L'architecture de l'ouvrage, valorise à souhait les progressions, avec un splendide et monumental finale du 2e acte, et un 3e qui couronne le tout avec bonheur. Le public jubile, à juste titre. Un moment inoubliable salué comme il se doit par de très nombreux rappels. Le concert sera diffusé sur France-Musique le samedi 26 septembre à 19 h.

Dans cette attente, accompagnée par Edna Stern, Maria Crebassa nous offrira le 21 des mélodies de la Malibran et d' Alma Mahler. Hasard du calendrier, Sarah Conolly, qui fut une grande Fantasio au disque, dans l'enregistrement de Mark Eldec (Opera Rara, 2013), chante ici, le même jour, les Six Lieder d'après Maeterlinck, de Zemlinsky, accompagnée par l'Orchestre National Bordeaux-Aquitaine dirigé par Paul Daniel.
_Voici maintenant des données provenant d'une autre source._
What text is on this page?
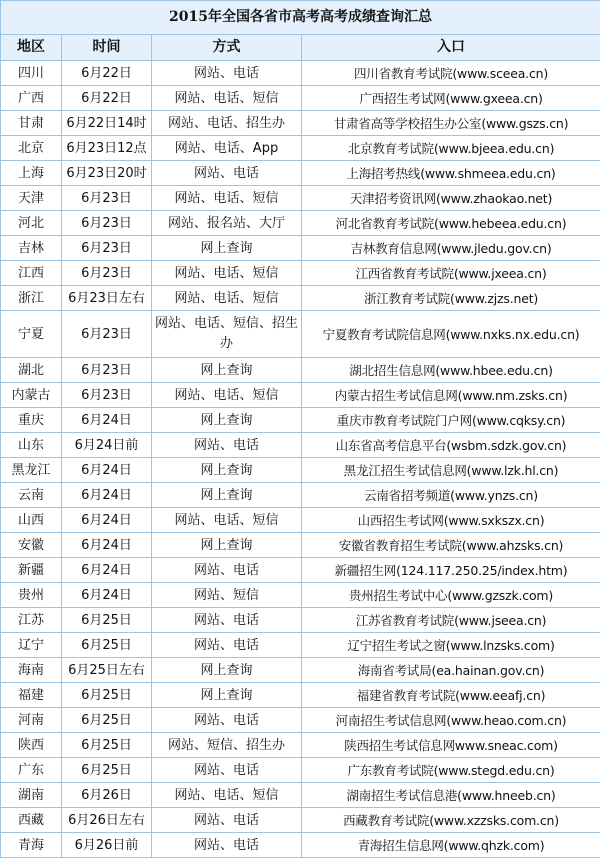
2015年全国各省市高考高考成绩查询汇总			
地区	时间	方式	入口
四川	6月22日	网站、电话	四川省教育考试院(www.sceea.cn)
广西	6月22日	网站、电话、短信	广西招生考试网(www.gxeea.cn)
甘肃	6月22日14时	网站、电话、招生办	甘肃省高等学校招生办公室(www.gszs.cn)
北京	6月23日12点	网站、电话、App	北京教育考试院(www.bjeea.edu.cn)
上海	6月23日20时	网站、电话	上海招考热线(www.shmeea.edu.cn)
天津	6月23日	网站、电话、短信	天津招考资讯网(www.zhaokao.net)
河北	6月23日	网站、报名站、大厅	河北省教育考试院(www.hebeea.edu.cn)
吉林	6月23日	网上查询	吉林教育信息网(www.jledu.gov.cn)
江西	6月23日	网站、电话、短信	江西省教育考试院(www.jxeea.cn)
浙江	6月23日左右	网站、电话、短信	浙江教育考试院(www.zjzs.net)
宁夏	6月23日	网站、电话、短信、招生办	宁夏教育考试院信息网(www.nxks.nx.edu.cn)
湖北	6月23日	网上查询	湖北招生信息网(www.hbee.edu.cn)
内蒙古	6月23日	网站、电话、短信	内蒙古招生考试信息网(www.nm.zsks.cn)
重庆	6月24日	网上查询	重庆市教育考试院门户网(www.cqksy.cn)
山东	6月24日前	网站、电话	山东省高考信息平台(wsbm.sdzk.gov.cn)
黑龙江	6月24日	网上查询	黑龙江招生考试信息网(www.lzk.hl.cn)
云南	6月24日	网上查询	云南省招考频道(www.ynzs.cn)
山西	6月24日	网站、电话、短信	山西招生考试网(www.sxkszx.cn)
安徽	6月24日	网上查询	安徽省教育招生考试院(www.ahzsks.cn)
新疆	6月24日	网站、电话	新疆招生网(124.117.250.25/index.htm)
贵州	6月24日	网站、短信	贵州招生考试中心(www.gzszk.com)
江苏	6月25日	网站、电话	江苏省教育考试院(www.jseea.cn)
辽宁	6月25日	网站、电话	辽宁招生考试之窗(www.lnzsks.com)
海南	6月25日左右	网上查询	海南省考试局(ea.hainan.gov.cn)
福建	6月25日	网上查询	福建省教育考试院(www.eeafj.cn)
河南	6月25日	网站、电话	河南招生考试信息网(www.heao.com.cn)
陕西	6月25日	网站、短信、招生办	陕西招生考试信息网www.sneac.com)
广东	6月25日	网站、电话	广东教育考试院(www.stegd.edu.cn)
湖南	6月26日	网站、电话、短信	湖南招生考试信息港(www.hneeb.cn)
西藏	6月26日左右	网站、电话	西藏教育考试院(www.xzzsks.com.cn)
青海	6月26日前	网站、电话	青海招生信息网(www.qhzk.com)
Vive Montpellier et le Festival !

 

Eusebius
19 juillet 2015

 

1. La défaite de Sedan, la Commune et son écrasement entraînèrent le rejet d'Offenbach, le Prussien, adulé par le précédent régime, et l'échec immérité de ce chef d'œuvre.

2. en dehors de pages célèbres des Contes d'Hoffmann, il suffit de réécouter les lieder de Schubert revisités par lui.

3. la créatrice du rôle, Célestine Galli-Marié, sera celle de Carmen.